The grain and oilseed markets were mixed to start the fourth quarter on the heels of the Grain Stocks report yesterday. Corn ending stocks fell in line with expectations with USDA reporting stocks  within 5-10 million bushels of the average estimate. The trade will now look to the Oct 9th WASDE for yields and harvested acres. The NOAA 6 to 10 day weather outlook show average Midwest temps but probabilities of above average rainfall, possibly causing harvest delays. Still, a near-record corn crop is the expectation, limiting near-term gains. December corn futures dropped 1 cent to $3.8675/bushel early morning Thursday, while March lost 1.5 cents to $3.9725.  

The Oilseed complex traded mixed overnight with beans and oil higher and meal lower. Soybeans were firmer on follow-through buying after the USDA revised 2014/15 ending stocks to 191.4 million bushels from 210 in the Sep WASDE. NASS will unveil its first-ever crush report this afternoon at 2:00 p.m. CDT. The report, called the Fats and Oils: Oilseed Crushings, Production, Consumption and Stocks report, will augment the NOPA crush report and may be a market mover if sizeable revisions are made to crush.
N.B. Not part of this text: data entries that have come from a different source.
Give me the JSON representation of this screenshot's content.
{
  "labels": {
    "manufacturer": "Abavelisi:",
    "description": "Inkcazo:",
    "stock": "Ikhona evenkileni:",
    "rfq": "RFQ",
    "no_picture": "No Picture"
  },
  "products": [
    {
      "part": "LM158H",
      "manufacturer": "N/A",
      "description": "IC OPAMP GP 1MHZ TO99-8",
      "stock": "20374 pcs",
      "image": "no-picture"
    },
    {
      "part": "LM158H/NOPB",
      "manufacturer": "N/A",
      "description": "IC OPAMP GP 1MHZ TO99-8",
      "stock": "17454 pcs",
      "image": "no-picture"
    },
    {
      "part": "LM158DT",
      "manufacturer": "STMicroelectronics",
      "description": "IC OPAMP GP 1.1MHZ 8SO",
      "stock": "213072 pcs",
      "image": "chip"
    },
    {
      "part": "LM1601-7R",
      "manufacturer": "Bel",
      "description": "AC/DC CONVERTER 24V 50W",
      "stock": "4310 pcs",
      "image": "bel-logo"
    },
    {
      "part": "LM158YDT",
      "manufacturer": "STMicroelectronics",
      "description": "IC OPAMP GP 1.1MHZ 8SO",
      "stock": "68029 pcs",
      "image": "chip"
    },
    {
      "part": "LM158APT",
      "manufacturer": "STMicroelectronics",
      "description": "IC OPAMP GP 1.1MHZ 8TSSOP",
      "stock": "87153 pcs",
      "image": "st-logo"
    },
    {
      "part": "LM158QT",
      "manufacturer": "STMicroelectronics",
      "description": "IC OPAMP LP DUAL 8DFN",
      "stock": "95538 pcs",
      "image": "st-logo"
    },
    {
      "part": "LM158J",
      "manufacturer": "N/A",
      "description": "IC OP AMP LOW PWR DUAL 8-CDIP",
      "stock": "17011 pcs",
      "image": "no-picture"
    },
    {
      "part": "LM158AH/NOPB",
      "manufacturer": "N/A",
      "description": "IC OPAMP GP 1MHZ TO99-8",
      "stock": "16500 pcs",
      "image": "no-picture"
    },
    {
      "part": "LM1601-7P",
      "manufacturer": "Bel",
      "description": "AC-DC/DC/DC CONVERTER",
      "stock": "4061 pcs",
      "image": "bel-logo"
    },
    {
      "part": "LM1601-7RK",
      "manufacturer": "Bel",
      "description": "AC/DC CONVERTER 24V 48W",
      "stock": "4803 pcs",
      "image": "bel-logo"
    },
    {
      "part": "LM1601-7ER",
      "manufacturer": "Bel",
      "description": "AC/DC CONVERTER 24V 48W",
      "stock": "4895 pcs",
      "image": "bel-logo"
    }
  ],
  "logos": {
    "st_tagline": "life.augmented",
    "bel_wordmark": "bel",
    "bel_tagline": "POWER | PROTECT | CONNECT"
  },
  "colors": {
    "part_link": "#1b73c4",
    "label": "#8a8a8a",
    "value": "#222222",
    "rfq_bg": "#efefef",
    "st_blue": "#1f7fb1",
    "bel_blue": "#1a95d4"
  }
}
Export sales data, due out this morning, will help assess the state of global soybean bean demand. November soybeans moved higher 1.5 cents to $8.935/bushel Thursday, while October soyoil gained 0.41 cents to 27.51 cents/pound and October meal lost $2.3 to $306.0/ton.

The wheat complex was lower overnight as the macro markets are weighing commodities to start the week. STATS Canada will issue their all-wheat stocks report Thursday with trade estimates falling to 6.5 million tonnes, down 37% from a year ago. The trade awaits the release of export inspections data released mid-morning Monday as well the September WASDE due out a week from this Friday. September CBOT wheat futures lost 3 cents to $4.74/bushel early Monday, while Sep KC wheat fell 1.25 cents to $4.565/bushel, and September MWE dropped 0.5 cents to $4.90.

Wednesday was another limit-down day for nearby CME live cattle as wholesale and cash beef prices continue to slide, in efforts to work through the supply bottleneck. Cattle futures traders a still searching for a bottom but record-heavy cattle in feedlots are still not cleaned up yet. Cattle slaughter so far this week is at 333,000 head, compared to 336,000 head last week and 346,000 head this time last year.  October cattle dropped 4.5 cents lower to 124.67 cent/pound at the close Wednesday, while February cattle closed 2.25 cents lower to 133.27 cents/pound. October feeder cattle fell 3.05 cents to 178.17 cents/pound while January feeders dropped 4.2 cents to 167.27 cents/pound.   

Nearby CME lean hogs rallied Wednesday for the fifth straight session on stronger wholesale prices and an uptick in retail buying. The deferred months weakened as the late fall/winter season traditionally represents the time of the highest supply and lowest demand for hogs. Supermarkets continue to buy as they finalize purchases for the month of October: National Pork Month. The rise in nearby hogs may also be due in part to end-of-quarter/month short-covering. October hog futures gained 0.10 cents at 73.52 cents/pound Wednesday, while December hogs lost 0.50 to 66.72.  

Cotton futures began the week higher Monday despite Chinese stocks closing lower, perhaps on month-end positioning. The tighter than expected balance sheet for cotton and the drop in the condition rating have given cotton bulls something to talk about as of late but world market problems are now the driver. While the global scene for cotton is largely still plagued by oversupply, the recent bullish data appears to be giving way to world economic and currency struggles, particularly related to Chinese demand fears. December cotton futures lost .13 cents to 63.13 cents/pound Friday,while Mar rose 0.17 cents to 62.85.